Ahead was a supermarket, which he managed to make out through binoculars. Next to the forest, a farm was smoking. The supermarket was locked. He climbed through a broken display window and saw the cashier — long dried up, judging by the name tag: Spazhek. Spazhek had long been empty, like the dried farm vegetables. The only thing he found was a chocolate bar under the emptied shelves, which he managed to rake out with a racket.
“Thank you,” he said, placing a hat on Spazhek’s dry head. The head cracked with a crunch, broke off, and crumbled like a rusk when it hit the tile, from which keys flew out. He realized two things: the keys had been around the neck and they belonged to the bicycle chained in the parking lot.
On flat tires, he rode to the first house he came across, broke a window, and took shelter from the rain that had just begun to intensify. In the distance, thunder roared so loudly that Spazhek most likely completely crumbled. A prolonged rain was approaching. Judging by the layer of dust, the house had been empty for a long time, as had the kitchen shelves. The door to the pantry was unlocked. Going down the steps, he found another one — a locked metal door this time.
Searching all suitable places yielded no results. The key was neither under the vase, nor under the stones in the yard, nor on the shelves. In the garage lay a small crowbar. The gap in the door was smaller than the tip of the crowbar. There was no hammer. He used a stone, trying to drive the crowbar in, which was bent at an inconvenient angle for such work. It had already grown dark, although it had been dark by the door all along — now it became even darker.

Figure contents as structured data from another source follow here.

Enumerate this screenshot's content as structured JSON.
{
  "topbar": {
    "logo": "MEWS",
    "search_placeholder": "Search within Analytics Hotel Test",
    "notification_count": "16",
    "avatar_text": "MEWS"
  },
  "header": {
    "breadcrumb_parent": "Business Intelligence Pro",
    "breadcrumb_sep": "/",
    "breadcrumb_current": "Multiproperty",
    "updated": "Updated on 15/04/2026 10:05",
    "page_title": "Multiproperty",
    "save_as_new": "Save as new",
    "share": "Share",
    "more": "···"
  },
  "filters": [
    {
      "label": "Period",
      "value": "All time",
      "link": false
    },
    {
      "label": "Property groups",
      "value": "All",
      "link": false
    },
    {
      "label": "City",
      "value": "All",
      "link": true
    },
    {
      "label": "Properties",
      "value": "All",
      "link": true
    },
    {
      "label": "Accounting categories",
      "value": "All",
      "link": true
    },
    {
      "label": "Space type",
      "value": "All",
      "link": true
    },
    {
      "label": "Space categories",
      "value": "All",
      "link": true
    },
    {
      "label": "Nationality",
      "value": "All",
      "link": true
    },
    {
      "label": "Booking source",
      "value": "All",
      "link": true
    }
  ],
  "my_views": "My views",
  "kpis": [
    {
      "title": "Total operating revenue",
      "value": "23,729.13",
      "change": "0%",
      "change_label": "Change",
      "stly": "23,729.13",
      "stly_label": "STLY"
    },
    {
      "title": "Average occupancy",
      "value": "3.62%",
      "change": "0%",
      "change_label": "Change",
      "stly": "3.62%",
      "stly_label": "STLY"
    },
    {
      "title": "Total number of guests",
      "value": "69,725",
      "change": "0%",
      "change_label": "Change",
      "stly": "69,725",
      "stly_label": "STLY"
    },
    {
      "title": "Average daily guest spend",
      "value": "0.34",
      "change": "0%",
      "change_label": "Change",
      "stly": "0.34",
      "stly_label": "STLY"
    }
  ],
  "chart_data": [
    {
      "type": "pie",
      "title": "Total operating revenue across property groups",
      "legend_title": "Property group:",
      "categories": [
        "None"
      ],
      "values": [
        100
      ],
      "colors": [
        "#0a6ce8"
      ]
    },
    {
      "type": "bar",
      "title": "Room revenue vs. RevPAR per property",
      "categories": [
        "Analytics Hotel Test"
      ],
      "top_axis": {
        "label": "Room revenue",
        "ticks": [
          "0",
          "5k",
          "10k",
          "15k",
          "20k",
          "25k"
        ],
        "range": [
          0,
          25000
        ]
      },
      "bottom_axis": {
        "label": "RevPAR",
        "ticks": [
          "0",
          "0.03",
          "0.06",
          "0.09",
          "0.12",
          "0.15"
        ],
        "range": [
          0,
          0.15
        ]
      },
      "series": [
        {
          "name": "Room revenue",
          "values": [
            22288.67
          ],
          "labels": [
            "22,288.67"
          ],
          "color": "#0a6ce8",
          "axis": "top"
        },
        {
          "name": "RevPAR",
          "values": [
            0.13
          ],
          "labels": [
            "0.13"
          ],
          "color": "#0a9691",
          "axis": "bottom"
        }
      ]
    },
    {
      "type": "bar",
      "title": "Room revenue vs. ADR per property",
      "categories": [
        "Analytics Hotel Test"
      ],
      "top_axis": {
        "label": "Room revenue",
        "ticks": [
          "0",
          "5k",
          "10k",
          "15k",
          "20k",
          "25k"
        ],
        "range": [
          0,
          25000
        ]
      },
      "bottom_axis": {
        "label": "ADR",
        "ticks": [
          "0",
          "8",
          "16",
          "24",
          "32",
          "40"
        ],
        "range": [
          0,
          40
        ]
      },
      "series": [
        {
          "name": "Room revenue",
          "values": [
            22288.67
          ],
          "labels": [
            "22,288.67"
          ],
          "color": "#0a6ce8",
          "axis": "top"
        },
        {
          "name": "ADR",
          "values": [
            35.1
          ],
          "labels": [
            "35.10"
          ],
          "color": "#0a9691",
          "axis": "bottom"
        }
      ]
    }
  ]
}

Suddenly, the barking of dogs approaching the house was heard. He locked the first pantry door from the inside. Someone entered the house — it sounded like several people. The dogs immediately sensed his presence and approached the pantry door, barking and scratching. The sound of a shotgun being racked was heard. Suddenly, the metal door below opened, and a mechanical dwarf ran out toward the upper door. Opening it, he ran through the corridor, bypassing the dogs. The man with the shotgun pulled the trigger. The dwarf flew back about five meters. The metal pantry door was already locked from the inside.